Government officials in the state say they had little choice but to act, and point to women like Durgamma Dappu, a widowed laborer from this impoverished village who took a loan from a private microfinance company because she wanted to build a house.
She had never had a bank account or earned a regular salary but was given a $200 loan anyway, which she struggled to repay. So she took another from a different company, then another, until she was nearly $2,000 in debt. In September she fled her village, leaving her family little choice but to forfeit her tiny plot of land, and her dreams.
“These institutions are using quite coercive methods to collect,” said V. Vasant Kumar, the state’s minister for rural development. “They aren’t looking at sustainability or ensuring the money is going to income-generating activities. They are just making money.”
Reddy Subrahmanyam, a senior official who helped write the Andhra Pradesh legislation, accuses microfinance companies of making “hyperprofits off the poor,” and said the industry had become no better than the widely despised village loan sharks it was intended to replace.
“The money lender lives in the community,” he said. “At least you can burn down his house. With these companies, it is loot and scoot.”
Indeed, some of the anger appears to have been fueled by the recent initial public offering of shares by SKS Microfinance, India’s largest for-profit microlender, backed by famous investors like George Soros and Vinod Khosla, a co-founder of Sun Microsystems.
SKS and its shareholders raised more than $350 million on the stock market in August. Its revenue and profits have grown around 100 percent annually in recent years. This year, Vikram Akula, chairman of SKS Microfinance, privately sold shares worth about $13 million.
Lydia Polgreen reported from Madoor, and Vikas Bajaj from Mumbai, India. Hari Kumar contributed reporting from Madoor.

1 comment:

  1. Thank You for posting this Steven,
    It makes sense.
    when we talk about microcredit in India, we are not only talking about banks but we are also discussing the concept of bonded labour sorts which is very high in my area. I agree with the article and feel that pumping in capital through a social venture is not the answer. It is as important (if not more) to look at fund allocation and have a tactile product at the end which closes the loop.

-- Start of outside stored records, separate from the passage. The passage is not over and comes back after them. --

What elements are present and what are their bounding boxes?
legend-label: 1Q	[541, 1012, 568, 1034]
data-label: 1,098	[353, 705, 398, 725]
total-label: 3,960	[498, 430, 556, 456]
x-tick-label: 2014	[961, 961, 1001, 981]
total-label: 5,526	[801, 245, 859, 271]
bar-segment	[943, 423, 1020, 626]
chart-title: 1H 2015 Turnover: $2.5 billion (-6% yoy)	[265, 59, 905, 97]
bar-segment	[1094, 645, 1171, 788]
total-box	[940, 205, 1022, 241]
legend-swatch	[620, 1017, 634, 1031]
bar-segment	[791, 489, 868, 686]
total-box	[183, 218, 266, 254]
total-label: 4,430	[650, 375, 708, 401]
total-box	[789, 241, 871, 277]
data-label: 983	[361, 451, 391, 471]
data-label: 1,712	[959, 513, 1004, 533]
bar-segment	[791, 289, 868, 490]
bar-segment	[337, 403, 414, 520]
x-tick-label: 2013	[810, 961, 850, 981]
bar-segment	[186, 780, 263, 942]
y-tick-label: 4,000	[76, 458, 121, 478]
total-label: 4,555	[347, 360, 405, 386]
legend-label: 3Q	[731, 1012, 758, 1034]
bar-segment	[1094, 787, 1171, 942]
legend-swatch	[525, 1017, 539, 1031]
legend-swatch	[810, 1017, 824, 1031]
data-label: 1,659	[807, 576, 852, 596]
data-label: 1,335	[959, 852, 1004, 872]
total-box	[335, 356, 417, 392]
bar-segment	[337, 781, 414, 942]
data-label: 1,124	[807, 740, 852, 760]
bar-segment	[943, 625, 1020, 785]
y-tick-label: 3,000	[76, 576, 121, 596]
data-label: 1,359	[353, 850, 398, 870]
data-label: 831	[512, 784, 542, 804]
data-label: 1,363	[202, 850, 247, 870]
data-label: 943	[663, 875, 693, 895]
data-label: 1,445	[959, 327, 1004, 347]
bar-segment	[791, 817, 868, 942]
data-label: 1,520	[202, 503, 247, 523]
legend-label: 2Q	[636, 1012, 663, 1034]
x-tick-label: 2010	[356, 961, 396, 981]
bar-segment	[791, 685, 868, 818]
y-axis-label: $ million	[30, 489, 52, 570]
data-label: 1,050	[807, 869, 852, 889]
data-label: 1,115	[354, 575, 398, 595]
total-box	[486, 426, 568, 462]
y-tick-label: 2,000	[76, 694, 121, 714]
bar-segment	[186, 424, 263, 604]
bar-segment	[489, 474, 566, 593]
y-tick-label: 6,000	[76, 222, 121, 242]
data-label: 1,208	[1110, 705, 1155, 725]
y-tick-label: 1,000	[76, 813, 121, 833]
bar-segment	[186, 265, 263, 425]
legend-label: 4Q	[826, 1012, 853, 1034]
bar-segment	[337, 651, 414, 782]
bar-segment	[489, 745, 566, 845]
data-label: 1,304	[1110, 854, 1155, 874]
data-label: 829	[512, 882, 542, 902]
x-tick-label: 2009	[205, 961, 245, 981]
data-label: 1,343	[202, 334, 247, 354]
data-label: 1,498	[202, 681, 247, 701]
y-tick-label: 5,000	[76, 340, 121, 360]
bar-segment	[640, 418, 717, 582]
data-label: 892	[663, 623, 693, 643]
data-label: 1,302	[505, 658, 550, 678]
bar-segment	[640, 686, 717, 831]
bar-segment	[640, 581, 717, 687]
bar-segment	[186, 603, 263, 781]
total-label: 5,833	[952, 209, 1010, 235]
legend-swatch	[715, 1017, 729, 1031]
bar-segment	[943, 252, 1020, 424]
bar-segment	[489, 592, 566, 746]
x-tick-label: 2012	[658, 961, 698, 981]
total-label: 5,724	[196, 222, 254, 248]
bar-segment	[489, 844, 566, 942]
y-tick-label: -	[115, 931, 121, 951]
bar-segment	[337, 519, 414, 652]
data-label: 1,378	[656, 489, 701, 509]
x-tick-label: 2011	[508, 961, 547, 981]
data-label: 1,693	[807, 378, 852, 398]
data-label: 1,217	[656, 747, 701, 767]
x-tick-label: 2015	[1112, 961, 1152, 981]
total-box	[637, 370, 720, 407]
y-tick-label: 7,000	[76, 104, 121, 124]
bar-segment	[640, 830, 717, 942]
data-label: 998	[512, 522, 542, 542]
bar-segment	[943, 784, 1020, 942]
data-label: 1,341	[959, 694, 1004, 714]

    I feel with the recent economic growth in the country smaller banks started giving these loans in the hope to spur growth in villages, something which was not so easy a few years ago ( you had to have a proper business plan and financial strategy in mind), the laxing of which was a system geared for collapse.

    That said, I feel that the Asia- Pacific economic industry is something which we can all learn from.